I should also confess that I have some psychological ‘issues’ with actors, stemming from my childhood. My mother had dreamed of being an actress but trained as an elocution teacher instead, so all her hopes of a thespian career were loaded on to me. She dragged me round poetry reading competitions from a very early age – I always hated them because I never won. But whereas she kept hoping I’d win next time, I recognised quite early on that I didn’t deserve to win, that there were people who were better than me and far more committed.
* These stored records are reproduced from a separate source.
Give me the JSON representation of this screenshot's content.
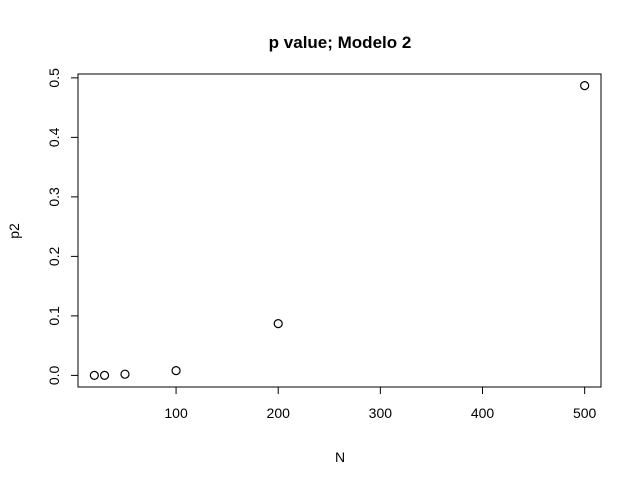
{
  "chart_data": {
    "type": "scatter",
    "title": "p value; Modelo 2",
    "xlabel": "N",
    "ylabel": "p2",
    "x": [
      20,
      30,
      50,
      100,
      200,
      500
    ],
    "y": [
      0.0,
      0.0,
      0.002,
      0.008,
      0.087,
      0.487
    ],
    "xlim": [
      4,
      516
    ],
    "ylim": [
      -0.0195,
      0.5065
    ],
    "x_ticks": [
      100,
      200,
      300,
      400,
      500
    ],
    "x_tick_labels": [
      "100",
      "200",
      "300",
      "400",
      "500"
    ],
    "y_ticks": [
      0.0,
      0.1,
      0.2,
      0.3,
      0.4,
      0.5
    ],
    "y_tick_labels": [
      "0.0",
      "0.1",
      "0.2",
      "0.3",
      "0.4",
      "0.5"
    ],
    "grid": false,
    "marker": "open-circle",
    "colors": {
      "background": "#ffffff",
      "foreground": "#000000"
    }
  }
}
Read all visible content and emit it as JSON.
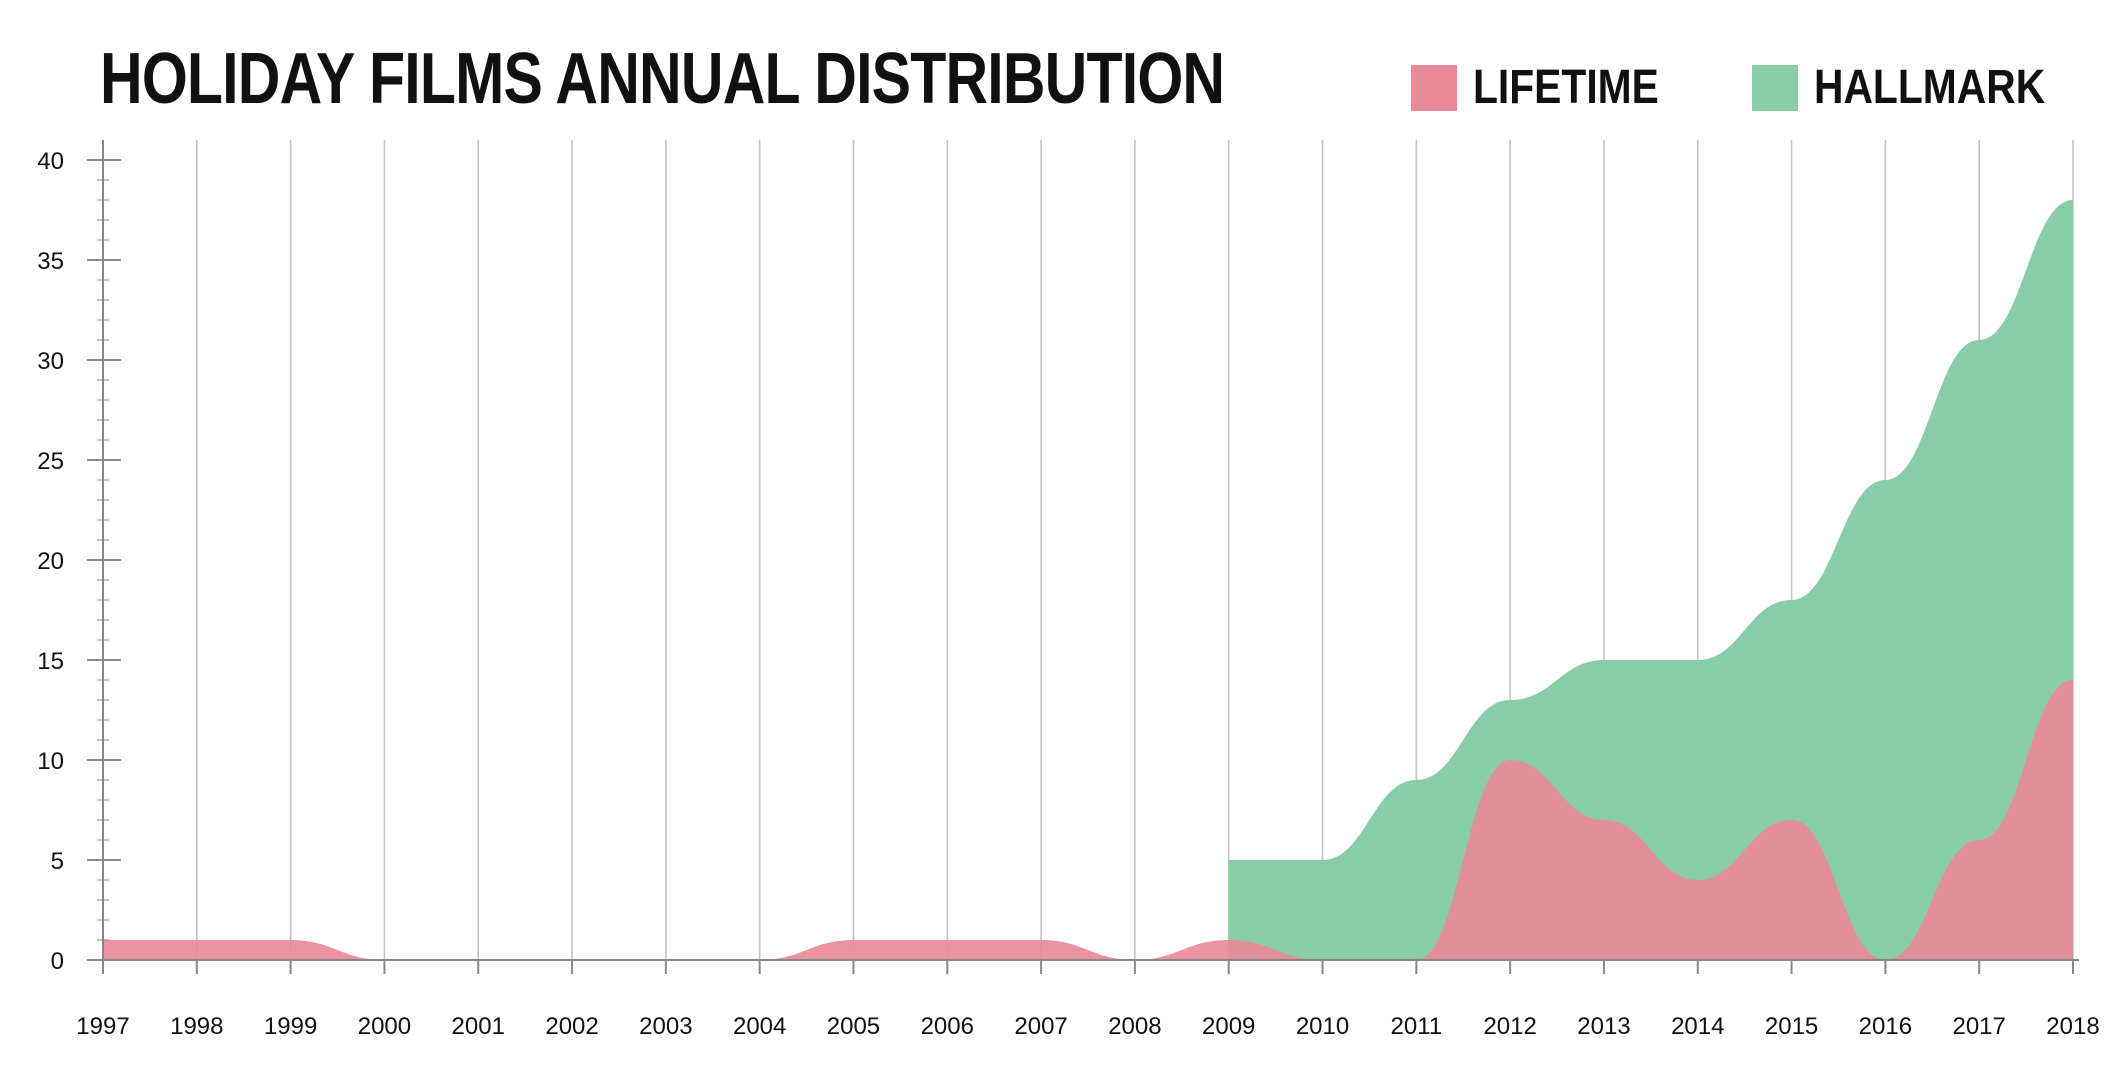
{
  "chart_data": {
    "type": "area",
    "title": "HOLIDAY FILMS ANNUAL DISTRIBUTION",
    "categories": [
      "1997",
      "1998",
      "1999",
      "2000",
      "2001",
      "2002",
      "2003",
      "2004",
      "2005",
      "2006",
      "2007",
      "2008",
      "2009",
      "2010",
      "2011",
      "2012",
      "2013",
      "2014",
      "2015",
      "2016",
      "2017",
      "2018"
    ],
    "series": [
      {
        "name": "LIFETIME",
        "color": "#E98A98",
        "values": [
          1,
          1,
          1,
          0,
          0,
          0,
          0,
          0,
          1,
          1,
          1,
          0,
          1,
          0,
          0,
          10,
          7,
          4,
          7,
          0,
          6,
          14
        ]
      },
      {
        "name": "HALLMARK",
        "color": "#88CDA6",
        "values": [
          0,
          0,
          0,
          0,
          0,
          0,
          0,
          0,
          0,
          0,
          0,
          0,
          5,
          5,
          9,
          13,
          15,
          15,
          18,
          24,
          31,
          38
        ],
        "start_index": 12
      }
    ],
    "yticks": [
      0,
      5,
      10,
      15,
      20,
      25,
      30,
      35,
      40
    ],
    "ylim": [
      0,
      40
    ],
    "xlabel": "",
    "ylabel": "",
    "grid": true,
    "legend": "top-right"
  }
}
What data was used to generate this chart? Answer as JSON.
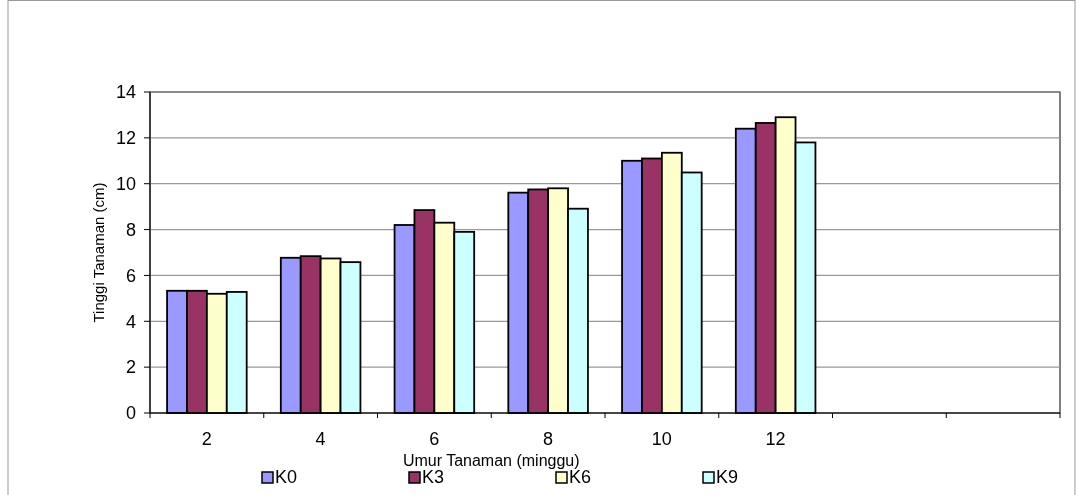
{
  "chart_data": {
    "type": "bar",
    "xlabel": "Umur Tanaman (minggu)",
    "ylabel": "Tinggi Tanaman (cm)",
    "categories": [
      "2",
      "4",
      "6",
      "8",
      "10",
      "12",
      null,
      null
    ],
    "series": [
      {
        "name": "K0",
        "color": "#9999ff",
        "values": [
          5.33,
          6.77,
          8.2,
          9.61,
          11.0,
          12.4,
          null,
          null
        ]
      },
      {
        "name": "K3",
        "color": "#993366",
        "values": [
          5.33,
          6.84,
          8.85,
          9.75,
          11.1,
          12.65,
          null,
          null
        ]
      },
      {
        "name": "K6",
        "color": "#ffffcc",
        "values": [
          5.2,
          6.74,
          8.3,
          9.8,
          11.35,
          12.9,
          null,
          null
        ]
      },
      {
        "name": "K9",
        "color": "#ccffff",
        "values": [
          5.28,
          6.58,
          7.9,
          8.91,
          10.49,
          11.8,
          null,
          null
        ]
      }
    ],
    "ylim": [
      0,
      14
    ],
    "yticks": [
      0,
      2,
      4,
      6,
      8,
      10,
      12,
      14
    ],
    "grid": "y",
    "legend": "bottom"
  }
}
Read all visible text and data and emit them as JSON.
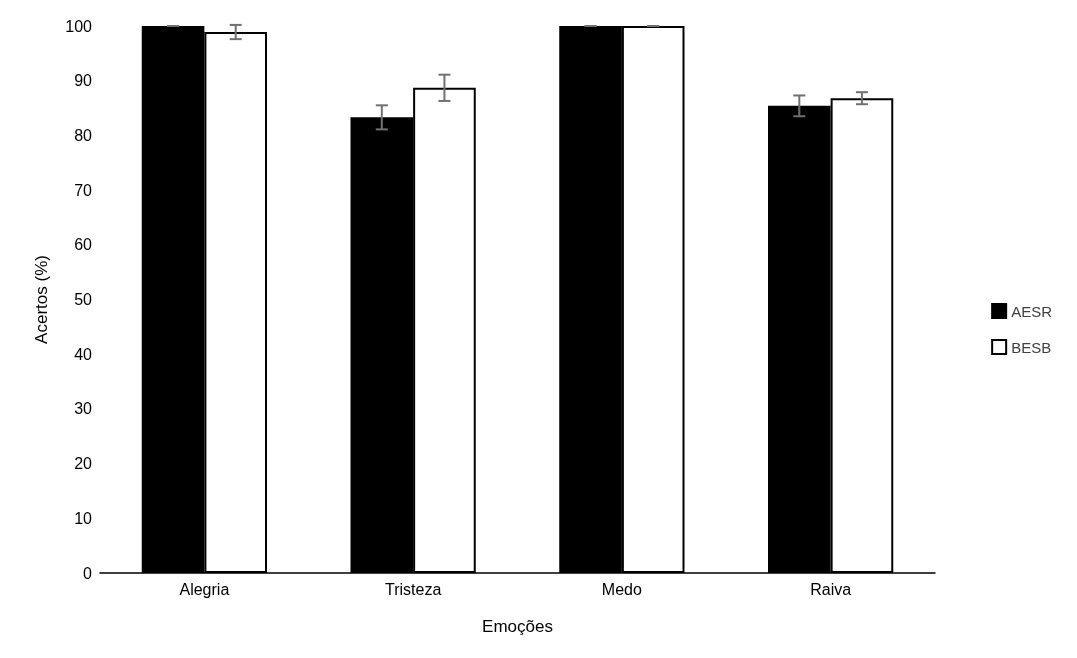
{
  "chart_data": {
    "type": "bar",
    "xlabel": "Emoções",
    "ylabel": "Acertos (%)",
    "categories": [
      "Alegria",
      "Tristeza",
      "Medo",
      "Raiva"
    ],
    "series": [
      {
        "name": "AESR",
        "color": "#000000",
        "values": [
          100,
          83.3,
          100,
          85.4
        ],
        "errors": [
          0,
          2.2,
          0,
          1.9
        ]
      },
      {
        "name": "BESB",
        "color": "#ffffff",
        "values": [
          98.9,
          88.7,
          100,
          86.8
        ],
        "errors": [
          1.3,
          2.4,
          0,
          1.1
        ]
      }
    ],
    "ylim": [
      0,
      100
    ],
    "yticks": [
      0,
      10,
      20,
      30,
      40,
      50,
      60,
      70,
      80,
      90,
      100
    ],
    "grid": false,
    "legend": "right"
  }
}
But still my mother wouldn’t give up.

She was a big cheese in Richmond amateur dramatics and often found small parts for me in her productions so I spent a lot of time as a young teenager sitting quietly in the dressing room while actors carried on – and they did carry on – around me. It was almost like bird-watching – I could see these dramas unfold without ever being expected to participate. I observed then, and believe still, that actors almost by definition have to be self-deluding. They live in this strange optimistic bubble where they are still hoping to play Juliet in their fifties (of course in Richmond amateur dramatics circles they sometimes did) or believe they will be discovered by a great Hollywood producer while they are playing fourth spear-carrier from the left. They keep the whole bubble afloat by telling each other they are wonderful, darling, when quite patently they are not. I hated the whole falseness of it and it upset me that my mother fell for these delusions. I wanted to say, ‘Look, why can’t you be realistic like me and Dad, why do you fill your head with this mush?’ Theatre was like a lover who lured her away from us and I resented it. So that is why I have a problem with actors.